Branko Milanovic (@BrankoMilan) a mis en exergue, par une graphe, l’un des changements majeurs depuis la fin du siècle dernier. Il s’est interrogé sur l’évolution des revenus réels (hors inflation donc) de 1988 à 2008, non pas à l’intérieur d’un pays comme cela a souvent été fait, mais à l’échelle globale. Il découpe l’ensemble de la distribution des revenus en part de 1% et regarde l’évolution des revenus par centile. Il obtient une courbe souvent qualifiée “en forme d’éléphant” (voir l’illustration en bas du post).
Ce que dit Milanovic est que pour les personnes au voisinage de la médiane (point A), principalement des chinois et des indiens, le revenu a augmenté de 80%. Sur une période aussi courte c’est phénoménal.
En revanche, le point B, qui correspond à la partie basse de la distribution des revenus dans les pays développés, traduit une nette dégradation de la situation. Y-t-il un parallèle entre la hausse du point A et la baisse de B? C’est un point que l’on ne peut pas exclure (voir les travaux de David Autor @davidautor )
Enfin le point C montre l’importance du centile le plus élevé dans la distribution récente des revenus.
The greatest reshuffle of individual incomes since the Industrial Revolution
by Branko Milanovic
The effects of trade, or more broadly of globalisation, on incomes and their distribution in the rich countries have been much studied, beginning with a number of works on wage distributions in the 1990s, to more recent papers on the effects of globalisation on the labour share (Karabarbounis and Neiman 2013, Elsby et al. 2013), wage inequality (Ebenstein et al. 2015), and routine middle class jobs (Autor and Dorn 2010).
In joint work with Christoph Lakner (Lakner and Milanovic 2015) and in a recently published book, Global Inequality: A New Approach for the Age of Globalization (Milanovic 2016), I take a different approach of looking at real incomes across the world population. This is made possible thanks to the data from almost 600 household surveys from approximately 120 countries in the world covering more than 90% of the world population and 95% of global GDP. Since household surveys are not available for all countries annually, the data are ‘centred’ on benchmark years, at five-year intervals, starting with 1988 and ending in 2008. I report the results for up to 2011 in Milanovic (2016), while Lakner has an unpublished update for 2013. The updates confirm, or reinforce, the key findings for 1988-2008 that I discuss here.

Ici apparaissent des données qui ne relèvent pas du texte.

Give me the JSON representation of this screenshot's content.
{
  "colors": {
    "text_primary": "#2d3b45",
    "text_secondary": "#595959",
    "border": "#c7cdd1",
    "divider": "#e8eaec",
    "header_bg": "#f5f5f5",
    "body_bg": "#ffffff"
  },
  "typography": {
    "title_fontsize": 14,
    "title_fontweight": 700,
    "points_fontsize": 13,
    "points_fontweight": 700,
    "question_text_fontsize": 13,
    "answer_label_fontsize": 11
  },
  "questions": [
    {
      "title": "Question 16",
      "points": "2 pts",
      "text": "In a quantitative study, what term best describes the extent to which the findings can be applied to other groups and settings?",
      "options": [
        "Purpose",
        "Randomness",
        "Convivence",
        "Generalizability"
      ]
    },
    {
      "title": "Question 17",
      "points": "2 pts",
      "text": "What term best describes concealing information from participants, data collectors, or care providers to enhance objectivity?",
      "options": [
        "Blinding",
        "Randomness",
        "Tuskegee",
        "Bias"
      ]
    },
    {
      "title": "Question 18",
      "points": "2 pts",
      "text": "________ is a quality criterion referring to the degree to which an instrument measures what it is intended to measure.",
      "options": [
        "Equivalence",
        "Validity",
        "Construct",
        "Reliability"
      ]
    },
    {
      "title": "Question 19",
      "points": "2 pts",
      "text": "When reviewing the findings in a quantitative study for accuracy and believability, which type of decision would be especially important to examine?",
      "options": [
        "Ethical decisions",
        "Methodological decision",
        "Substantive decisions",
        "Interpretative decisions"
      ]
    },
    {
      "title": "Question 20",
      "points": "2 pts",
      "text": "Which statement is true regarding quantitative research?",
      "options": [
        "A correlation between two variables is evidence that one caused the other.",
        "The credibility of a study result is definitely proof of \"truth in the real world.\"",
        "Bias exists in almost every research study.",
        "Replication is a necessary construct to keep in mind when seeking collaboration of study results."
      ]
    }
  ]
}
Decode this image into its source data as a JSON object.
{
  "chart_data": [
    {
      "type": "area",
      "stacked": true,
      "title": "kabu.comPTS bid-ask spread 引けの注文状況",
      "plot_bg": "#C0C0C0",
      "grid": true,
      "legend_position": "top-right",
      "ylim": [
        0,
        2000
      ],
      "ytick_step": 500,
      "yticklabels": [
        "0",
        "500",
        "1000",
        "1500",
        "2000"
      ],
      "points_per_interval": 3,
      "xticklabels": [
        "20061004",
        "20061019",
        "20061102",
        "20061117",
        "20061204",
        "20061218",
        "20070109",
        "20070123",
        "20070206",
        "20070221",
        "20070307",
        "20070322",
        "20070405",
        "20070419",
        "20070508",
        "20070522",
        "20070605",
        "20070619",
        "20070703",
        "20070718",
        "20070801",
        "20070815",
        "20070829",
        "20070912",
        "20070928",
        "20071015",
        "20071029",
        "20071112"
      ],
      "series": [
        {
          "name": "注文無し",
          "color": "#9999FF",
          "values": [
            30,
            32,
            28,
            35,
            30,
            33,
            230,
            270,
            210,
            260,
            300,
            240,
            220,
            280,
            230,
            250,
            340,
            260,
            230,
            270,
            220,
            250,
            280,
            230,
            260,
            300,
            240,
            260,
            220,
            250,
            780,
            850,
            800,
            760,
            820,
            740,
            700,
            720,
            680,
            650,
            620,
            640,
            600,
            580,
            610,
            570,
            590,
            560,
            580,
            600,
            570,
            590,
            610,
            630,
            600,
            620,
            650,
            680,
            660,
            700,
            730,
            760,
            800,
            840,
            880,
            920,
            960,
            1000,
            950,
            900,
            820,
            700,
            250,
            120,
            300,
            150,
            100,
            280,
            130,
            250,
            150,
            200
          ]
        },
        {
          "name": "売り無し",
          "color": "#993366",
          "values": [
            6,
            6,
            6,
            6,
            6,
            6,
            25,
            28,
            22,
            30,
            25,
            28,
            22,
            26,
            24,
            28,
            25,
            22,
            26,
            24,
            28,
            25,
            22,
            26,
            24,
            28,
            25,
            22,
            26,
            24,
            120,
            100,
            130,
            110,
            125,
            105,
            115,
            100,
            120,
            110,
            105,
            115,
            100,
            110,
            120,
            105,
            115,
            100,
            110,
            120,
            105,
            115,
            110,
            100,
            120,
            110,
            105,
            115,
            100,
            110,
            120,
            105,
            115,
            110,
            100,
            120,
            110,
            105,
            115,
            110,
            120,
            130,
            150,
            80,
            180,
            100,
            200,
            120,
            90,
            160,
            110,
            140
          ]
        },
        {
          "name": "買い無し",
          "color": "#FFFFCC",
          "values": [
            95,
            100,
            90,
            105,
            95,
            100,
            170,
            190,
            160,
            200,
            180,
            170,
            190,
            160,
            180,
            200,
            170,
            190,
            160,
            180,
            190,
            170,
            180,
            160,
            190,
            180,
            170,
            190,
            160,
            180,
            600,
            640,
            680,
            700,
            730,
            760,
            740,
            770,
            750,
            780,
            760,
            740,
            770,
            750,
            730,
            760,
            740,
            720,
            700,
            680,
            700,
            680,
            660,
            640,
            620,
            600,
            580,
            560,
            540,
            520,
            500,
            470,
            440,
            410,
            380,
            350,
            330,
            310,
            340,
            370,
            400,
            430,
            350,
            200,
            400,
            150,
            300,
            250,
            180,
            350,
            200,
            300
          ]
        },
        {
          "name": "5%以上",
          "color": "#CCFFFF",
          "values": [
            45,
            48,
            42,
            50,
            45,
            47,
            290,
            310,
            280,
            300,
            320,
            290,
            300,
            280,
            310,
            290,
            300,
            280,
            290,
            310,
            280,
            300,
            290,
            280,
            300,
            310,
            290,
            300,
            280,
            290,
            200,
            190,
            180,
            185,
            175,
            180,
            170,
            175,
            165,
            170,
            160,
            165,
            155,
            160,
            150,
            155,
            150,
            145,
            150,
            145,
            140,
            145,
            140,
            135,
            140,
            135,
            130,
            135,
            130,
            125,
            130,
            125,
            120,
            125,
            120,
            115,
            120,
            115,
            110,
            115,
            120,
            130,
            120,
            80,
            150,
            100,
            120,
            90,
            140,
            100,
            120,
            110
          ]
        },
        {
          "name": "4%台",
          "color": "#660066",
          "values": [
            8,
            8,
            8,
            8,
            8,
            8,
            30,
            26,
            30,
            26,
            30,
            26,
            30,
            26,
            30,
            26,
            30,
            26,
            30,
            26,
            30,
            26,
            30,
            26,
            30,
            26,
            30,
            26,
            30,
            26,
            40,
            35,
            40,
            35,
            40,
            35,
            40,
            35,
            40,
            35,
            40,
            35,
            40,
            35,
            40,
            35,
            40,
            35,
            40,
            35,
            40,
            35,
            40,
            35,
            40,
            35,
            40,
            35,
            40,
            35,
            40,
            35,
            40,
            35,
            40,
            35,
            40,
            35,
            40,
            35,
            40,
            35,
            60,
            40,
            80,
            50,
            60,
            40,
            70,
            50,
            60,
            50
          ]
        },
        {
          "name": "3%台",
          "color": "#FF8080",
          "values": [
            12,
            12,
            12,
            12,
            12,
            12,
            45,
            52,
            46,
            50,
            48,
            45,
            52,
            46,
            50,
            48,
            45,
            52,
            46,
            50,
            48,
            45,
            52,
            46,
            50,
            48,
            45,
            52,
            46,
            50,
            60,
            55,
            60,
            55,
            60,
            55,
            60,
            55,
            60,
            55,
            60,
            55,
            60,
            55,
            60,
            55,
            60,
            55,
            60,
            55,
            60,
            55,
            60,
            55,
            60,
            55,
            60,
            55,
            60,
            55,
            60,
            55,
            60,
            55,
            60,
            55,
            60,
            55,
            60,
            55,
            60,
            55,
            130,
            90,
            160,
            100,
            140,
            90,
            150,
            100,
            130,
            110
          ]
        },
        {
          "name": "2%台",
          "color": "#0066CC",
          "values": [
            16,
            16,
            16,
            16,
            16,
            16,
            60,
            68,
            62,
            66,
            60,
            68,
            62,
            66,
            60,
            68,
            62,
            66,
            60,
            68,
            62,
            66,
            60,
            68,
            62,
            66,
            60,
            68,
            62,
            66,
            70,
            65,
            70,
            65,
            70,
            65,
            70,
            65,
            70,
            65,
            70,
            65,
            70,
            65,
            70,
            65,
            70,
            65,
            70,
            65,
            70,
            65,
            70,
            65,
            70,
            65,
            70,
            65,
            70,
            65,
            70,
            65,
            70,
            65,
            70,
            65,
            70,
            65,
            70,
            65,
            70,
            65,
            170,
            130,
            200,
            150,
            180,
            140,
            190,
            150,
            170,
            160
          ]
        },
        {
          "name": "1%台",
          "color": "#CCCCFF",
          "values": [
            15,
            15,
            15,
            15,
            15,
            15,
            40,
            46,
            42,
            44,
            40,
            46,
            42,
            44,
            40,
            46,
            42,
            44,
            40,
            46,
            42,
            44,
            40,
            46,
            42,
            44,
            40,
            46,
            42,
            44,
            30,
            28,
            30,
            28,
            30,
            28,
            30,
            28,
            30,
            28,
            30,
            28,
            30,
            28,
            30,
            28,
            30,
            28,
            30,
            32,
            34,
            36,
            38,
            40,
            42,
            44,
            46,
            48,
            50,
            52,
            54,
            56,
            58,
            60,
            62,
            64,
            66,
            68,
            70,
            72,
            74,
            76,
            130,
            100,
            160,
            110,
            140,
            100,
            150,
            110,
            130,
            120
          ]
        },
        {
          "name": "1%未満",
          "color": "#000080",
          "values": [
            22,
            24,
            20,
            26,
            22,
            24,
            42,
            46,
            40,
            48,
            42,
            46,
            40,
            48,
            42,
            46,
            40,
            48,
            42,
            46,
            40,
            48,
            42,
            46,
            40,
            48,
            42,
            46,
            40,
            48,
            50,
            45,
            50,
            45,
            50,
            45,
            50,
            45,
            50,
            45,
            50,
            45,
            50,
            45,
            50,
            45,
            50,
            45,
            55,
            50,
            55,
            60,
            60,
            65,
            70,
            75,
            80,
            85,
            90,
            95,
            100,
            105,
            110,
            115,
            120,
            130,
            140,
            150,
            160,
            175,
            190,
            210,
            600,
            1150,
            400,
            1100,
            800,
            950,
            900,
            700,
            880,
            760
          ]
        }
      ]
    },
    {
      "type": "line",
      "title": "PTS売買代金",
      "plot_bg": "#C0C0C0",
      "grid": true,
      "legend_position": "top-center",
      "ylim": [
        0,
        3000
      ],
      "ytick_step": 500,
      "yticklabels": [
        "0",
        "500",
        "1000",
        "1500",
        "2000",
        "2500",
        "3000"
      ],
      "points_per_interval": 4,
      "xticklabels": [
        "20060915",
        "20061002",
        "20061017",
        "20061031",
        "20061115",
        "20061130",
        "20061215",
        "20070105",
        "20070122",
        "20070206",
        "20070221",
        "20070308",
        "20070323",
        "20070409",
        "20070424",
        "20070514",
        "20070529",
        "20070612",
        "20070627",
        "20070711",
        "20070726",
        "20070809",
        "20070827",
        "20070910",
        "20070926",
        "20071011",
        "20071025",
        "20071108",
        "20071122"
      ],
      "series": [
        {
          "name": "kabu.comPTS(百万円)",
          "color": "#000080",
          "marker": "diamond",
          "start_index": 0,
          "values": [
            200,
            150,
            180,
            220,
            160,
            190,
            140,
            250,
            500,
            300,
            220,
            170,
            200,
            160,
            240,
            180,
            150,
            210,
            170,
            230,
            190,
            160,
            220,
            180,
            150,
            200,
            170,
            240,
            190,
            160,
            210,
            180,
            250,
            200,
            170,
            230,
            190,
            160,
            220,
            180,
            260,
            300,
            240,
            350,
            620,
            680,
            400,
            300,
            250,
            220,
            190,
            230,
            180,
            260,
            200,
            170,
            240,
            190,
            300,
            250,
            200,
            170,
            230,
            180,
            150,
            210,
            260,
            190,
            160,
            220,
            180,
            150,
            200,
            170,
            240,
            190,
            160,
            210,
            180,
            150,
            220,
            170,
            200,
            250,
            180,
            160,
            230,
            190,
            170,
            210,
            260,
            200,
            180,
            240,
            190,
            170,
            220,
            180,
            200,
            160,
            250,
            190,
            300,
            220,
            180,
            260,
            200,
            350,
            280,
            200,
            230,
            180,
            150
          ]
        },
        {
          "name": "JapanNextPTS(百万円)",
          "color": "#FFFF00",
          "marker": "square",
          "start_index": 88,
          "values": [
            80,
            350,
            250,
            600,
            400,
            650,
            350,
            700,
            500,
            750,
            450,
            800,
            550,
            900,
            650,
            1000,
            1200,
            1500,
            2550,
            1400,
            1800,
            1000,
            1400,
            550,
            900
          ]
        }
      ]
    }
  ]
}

The advantage of a global approach resides in its comprehensiveness and the ability to observe and analyse the effects of globalisation in many parts of the world and on many parts of the global income distribution. While the true or putative effects of globalisation on working class incomes in the rich world have become the object of fierce political battles – especially in the wake of the Brexit vote and the rise of Donald Trump to political prominence in the US – the overall effects of globalisation on the rest of the world have received less attention, and when they have, were studied separately, as if independent, from the effects observed in the rich word.